You can build a 2N-bit multiplier from multiple N-bit multipliers.
public static ulong mul64hi(ulong x, ulong y)
{
ulong accum = ((ulong)(uint)x) * ((ulong)(uint)y);
accum >>= 32;
ulong term1 = (x >> 32) * ((ulong)(uint)y);
ulong term2 = (y >> 32) * ((ulong)(uint)x);
accum += (uint)term1;
accum += (uint)term2;
accum >>= 32;
accum += (term1 >> 32) + (term2 >> 32);
accum += (x >> 32) * (y >> 32);
return accum;
}
It's just elementary-school long multiplication, really.

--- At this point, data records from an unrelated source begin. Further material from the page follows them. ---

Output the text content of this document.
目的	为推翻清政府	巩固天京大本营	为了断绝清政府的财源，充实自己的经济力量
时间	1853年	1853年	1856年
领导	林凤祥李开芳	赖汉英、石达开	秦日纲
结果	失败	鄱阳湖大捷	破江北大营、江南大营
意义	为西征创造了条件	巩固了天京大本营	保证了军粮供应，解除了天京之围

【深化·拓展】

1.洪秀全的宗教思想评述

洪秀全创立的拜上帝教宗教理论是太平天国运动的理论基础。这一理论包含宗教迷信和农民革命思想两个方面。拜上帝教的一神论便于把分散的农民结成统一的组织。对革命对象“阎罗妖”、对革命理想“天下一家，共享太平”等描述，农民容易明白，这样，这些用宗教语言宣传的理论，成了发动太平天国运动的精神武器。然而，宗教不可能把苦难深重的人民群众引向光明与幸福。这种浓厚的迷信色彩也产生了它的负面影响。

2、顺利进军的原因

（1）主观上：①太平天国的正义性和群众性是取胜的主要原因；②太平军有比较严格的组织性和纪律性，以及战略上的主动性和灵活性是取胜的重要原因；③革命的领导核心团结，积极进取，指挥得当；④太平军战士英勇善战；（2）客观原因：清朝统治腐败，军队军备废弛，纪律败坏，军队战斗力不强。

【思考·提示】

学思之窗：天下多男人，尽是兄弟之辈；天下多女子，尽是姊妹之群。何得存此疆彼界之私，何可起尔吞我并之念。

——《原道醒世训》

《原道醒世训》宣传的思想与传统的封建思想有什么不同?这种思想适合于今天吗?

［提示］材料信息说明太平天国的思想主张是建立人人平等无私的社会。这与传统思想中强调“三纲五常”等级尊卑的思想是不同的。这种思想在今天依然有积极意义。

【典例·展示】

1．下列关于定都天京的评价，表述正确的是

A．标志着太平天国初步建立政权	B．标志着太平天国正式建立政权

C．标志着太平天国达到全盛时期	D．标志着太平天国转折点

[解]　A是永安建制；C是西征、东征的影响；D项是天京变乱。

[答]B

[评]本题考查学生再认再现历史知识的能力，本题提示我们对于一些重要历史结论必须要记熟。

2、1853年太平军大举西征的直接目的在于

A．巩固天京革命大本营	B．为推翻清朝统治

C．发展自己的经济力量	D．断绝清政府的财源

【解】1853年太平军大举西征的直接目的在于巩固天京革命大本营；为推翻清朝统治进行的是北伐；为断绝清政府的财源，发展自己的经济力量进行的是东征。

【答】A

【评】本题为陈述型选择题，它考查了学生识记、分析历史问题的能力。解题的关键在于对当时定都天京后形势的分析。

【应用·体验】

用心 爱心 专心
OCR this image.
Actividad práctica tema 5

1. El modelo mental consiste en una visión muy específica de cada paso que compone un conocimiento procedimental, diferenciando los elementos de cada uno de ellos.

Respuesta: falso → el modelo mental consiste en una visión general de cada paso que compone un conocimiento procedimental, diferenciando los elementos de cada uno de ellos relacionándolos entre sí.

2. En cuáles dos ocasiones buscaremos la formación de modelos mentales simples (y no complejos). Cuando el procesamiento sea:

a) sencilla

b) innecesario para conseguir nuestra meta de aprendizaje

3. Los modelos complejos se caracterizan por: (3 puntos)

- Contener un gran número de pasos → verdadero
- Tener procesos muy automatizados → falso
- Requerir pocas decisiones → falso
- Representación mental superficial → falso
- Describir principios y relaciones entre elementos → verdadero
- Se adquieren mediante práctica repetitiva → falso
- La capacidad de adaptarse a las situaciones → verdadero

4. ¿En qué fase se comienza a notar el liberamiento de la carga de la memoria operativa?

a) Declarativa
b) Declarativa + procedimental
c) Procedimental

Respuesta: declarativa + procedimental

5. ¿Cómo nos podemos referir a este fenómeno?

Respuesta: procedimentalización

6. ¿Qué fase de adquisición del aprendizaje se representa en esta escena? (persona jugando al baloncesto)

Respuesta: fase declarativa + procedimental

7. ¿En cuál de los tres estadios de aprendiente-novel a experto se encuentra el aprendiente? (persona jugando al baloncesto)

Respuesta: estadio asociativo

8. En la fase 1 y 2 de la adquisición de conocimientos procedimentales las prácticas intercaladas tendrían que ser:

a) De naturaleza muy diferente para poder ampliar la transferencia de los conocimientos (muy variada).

With signed numbers, it's a bit harder, because if intermediate results carry into the sign bit everything goes wrong. A long
can't hold the result of a 32-bit by 32-bit multiply without that happening, so we have to do it in smaller chunks:
public static long mul64hi(long x, long y)
{
const long thirtybitmask = 0x3FFFFFFF;
const long fourbitmask = 0x0F;
long accum = (x & thirtybitmask) * (y & thirtybitmask);
accum >>= 30;
accum += ((x >> 30) & thirtybitmask) * (y & thirtybitmask);
accum += ((y >> 30) & thirtybitmask) * (x & thirtybitmask);
accum >>= 30;
accum += ((x >> 30) & thirtybitmask) * ((y >> 30) & thirtybitmask);
accum += (x >> 60) * (y & fourbitmask);
accum += (y >> 60) * (x & fourbitmask);
accum >>= 4;
accum += (x >> 60) * (y >> 4);
accum += (y >> 60) * (x >> 4);
return accum;
}
Inspired by harold's comment about Hacker's Delight, the signed version can be made just as efficient as the other, by carefully controlling whether intermediate results are or are not signed:
public static long mul64hi(long x, long y)
{
ulong u = ((ulong)(uint)x) * ((ulong)(uint)y);
long s = u >> 32;
s += (x >> 32) * ((long)(uint)y);
s += (y >> 32) * ((long)(uint)x);
s >>= 32;
s += (x >> 32) * (y >> 32);
return s;
}